No findings of significance were identified.

1R20 Refueling and Outage Activities

a. Inspection Scope

The inspectors reviewed plant conditions and observed selected refueling outage activities associated with the Unit 2 Eleventh Refueling Outage to verify that the licensee maintained the plant in a configuration consistent with the requirements of Technical Specifications and with the assumptions of the outage risk assessment. For this inspection, the inspectors reviewed the following activities as they related to entering conditions necessary for performing the steam generator replacement. Coverage of the full scope of Inspection Procedure 71111.20 is documented in Inspection Report 05000529/2003005. The inspectors observed portions of the following activities:

  • Monitoring of reactor shutdown and plant cooldown activities
  • Reduced inventory and midloop conditions
  • Refueling activities
  • Clearance activities
  • Monitoring of heatup and startup activities

1R22 Surveillance Testing

a. Inspection Scope

The inspectors evaluated the adequacy of periodic testing of the following important nuclear plant equipment. This review included aspects such as preconditioning, the adequacy of acceptance criteria, test frequency, procedure adherence, record keeping, the restoration of standby equipment, the effectiveness of the licensees problem identification and resolution program, and test equipment accuracy, range, and calibration. The inspectors reviewed the following tests, which were performed after completing substantial replacement of reactor coolant system pressure boundary components:

Revision 0

  • December 17, 2003, Procedure 72PY-9RX04, "Low Power Physics Test Using RMAS," Revision 5

b. Findings

No findings of significance were identified.

1R23 Temporary Plant Modifications

a. Inspection Scope

The inspectors reviewed the following four temporary modifications with respect to design bases, approvals, and tracking. The inspectors reviewed the associated 10 CFR 50.59 screening, updated procedures, and drawings. The inspectors also walked down the temporary modification.

  • 221244, "Containment Structural Modifications," Revision 0
  • 221896, "Temporary Structures and Equipment Inside Containment," Revision 0
  • 2414057, "Steam Generator Wall Removal & Restoration and Reactor Cavity Wall," Revision 0

b. Findings

No findings of significance were identified.

RADIATION SAFETY

Cornerstone: Occupational Radiation Safety

2OS1 Access Control to Radiologically Significant Areas (50001, 71121.01)

a. Inspection Scope

The inspector reviewed work activities involving radiological controls for airborne radioactivity areas, radiation areas, and high radiation areas for the Unit 2 steam generator replacement work. The following items were reviewed and compared with regulatory requirements:

  • Area postings and other access controls for steam generator work activities
  • Audits and self-assessments involving high radiation area controls and staff performance (Nuclear Assurance Evaluation Reports ER 02-0146 and ER 02-0151)
  • Steam generator radiation exposure permits and associated radiological surveys that involved potential airborne radioactivity areas and high radiation areas (Radiation Exposure Permits: 2-6006A, SGRP Primary Side (RCS) Work; 2-6009A, SGRP Decon Activities; and 2-6010A, SGRP Pipe End Decon)
  • Contamination control activities

b. Findings

No findings of significance were identified.

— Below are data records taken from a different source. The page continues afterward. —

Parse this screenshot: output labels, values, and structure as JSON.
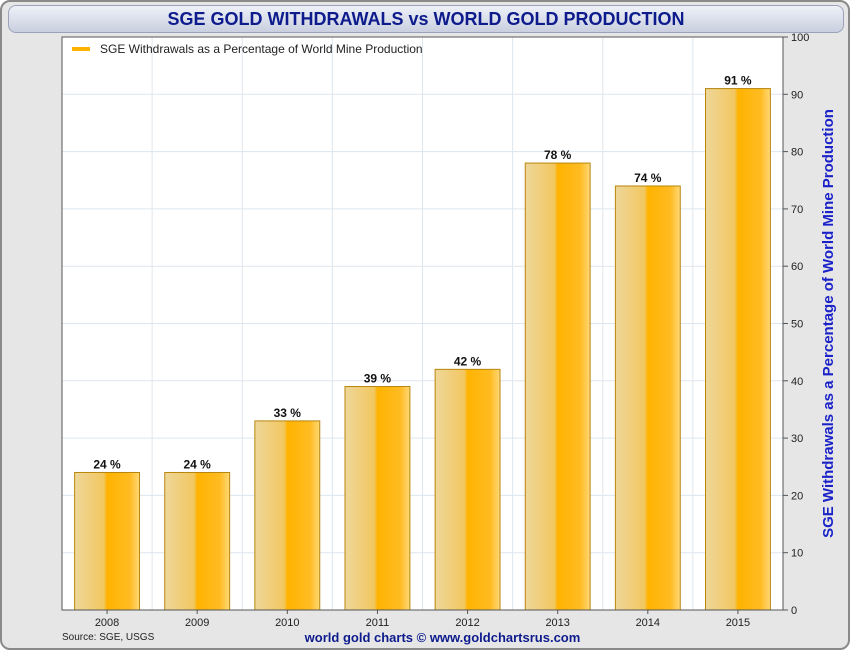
{
  "chart_data": {
    "type": "bar",
    "title": "SGE GOLD WITHDRAWALS vs WORLD GOLD PRODUCTION",
    "categories": [
      "2008",
      "2009",
      "2010",
      "2011",
      "2012",
      "2013",
      "2014",
      "2015"
    ],
    "series": [
      {
        "name": "SGE Withdrawals as a Percentage of World Mine Production",
        "values": [
          24,
          24,
          33,
          39,
          42,
          78,
          74,
          91
        ]
      }
    ],
    "data_labels": [
      "24 %",
      "24 %",
      "33 %",
      "39 %",
      "42 %",
      "78 %",
      "74 %",
      "91 %"
    ],
    "ylabel": "SGE Withdrawals as a Percentage of World Mine Production",
    "xlabel": "",
    "ylim": [
      0,
      100
    ],
    "yticks": [
      0,
      10,
      20,
      30,
      40,
      50,
      60,
      70,
      80,
      90,
      100
    ],
    "y_axis_side": "right",
    "grid": true,
    "legend_position": "top-left",
    "source": "Source: SGE, USGS",
    "credit": "world gold charts © www.goldchartsrus.com",
    "colors": {
      "bar_light": "#eed79a",
      "bar_main": "#ffb300",
      "bar_edge": "#b8860b",
      "title": "#0d1b8c",
      "ylabel": "#1a22c8",
      "grid": "#dde6ee"
    }
  }
}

2OS2 ALARA Planning and Controls (71121.02)

a. Inspection Scope

The inspector reviewed work activities involving radiological controls for airborne radioactivity areas, radiation areas, and high radiation areas. The inspector interviewed radiation protection staff members and other radiation workers to determine the level of planning, communication, ALARA practices, and supervisory oversight integrated into work planning and work activities for the Unit 2 steam generator replacement work. In addition, the following items were reviewed and compared with procedural and regulatory requirements:

  • Two ALARA prejob, in progress, and postjob reviews and associated radiation exposure permit packages from Refueling Outage 2R11 steam generator replacement activities which resulted in some of the highest personnel collective exposures
  • ALARA work activities evaluations, exposure estimates, and exposure mitigation requirements
  • Work activity intended dose against actual dose received and the reasons for any inconsistencies
  • Method for adjusting exposure estimates, or replanning work, when unexpected changes in job scope or emergent work were encountered
  • Use of engineering controls to achieve dose reductions and the benefits afforded by using shielding The inspector completed five supplemental inspection requirements.

b. Findings

No findings of significance were identified.

OTHER ACTIVITIES (OA)

4OA2 Identification and Resolution of Problems

1. Welding and NDE Inspection (71111.08)

a. Inspection Scope

The inspectors reviewed inservice inspection-related condition reports issued during the past year and verified that the licensee identified, evaluated, corrected, and trended problems. In this effort, the inspectors evaluated the effectiveness of the licensees corrective action process, including the adequacy of the technical resolutions.

The inspectors reviewed the corrective action documents issued during the current outage and reviewed in detail a sample of four condition reports on the steam generator welding and nondestructive testing activities. The inspectors verified that the licensee identified, evaluated, corrected, and trended in accordance with the program requirements in place at the Palo Verde Nuclear Generating Station.

b. Findings

No findings of significance were identified.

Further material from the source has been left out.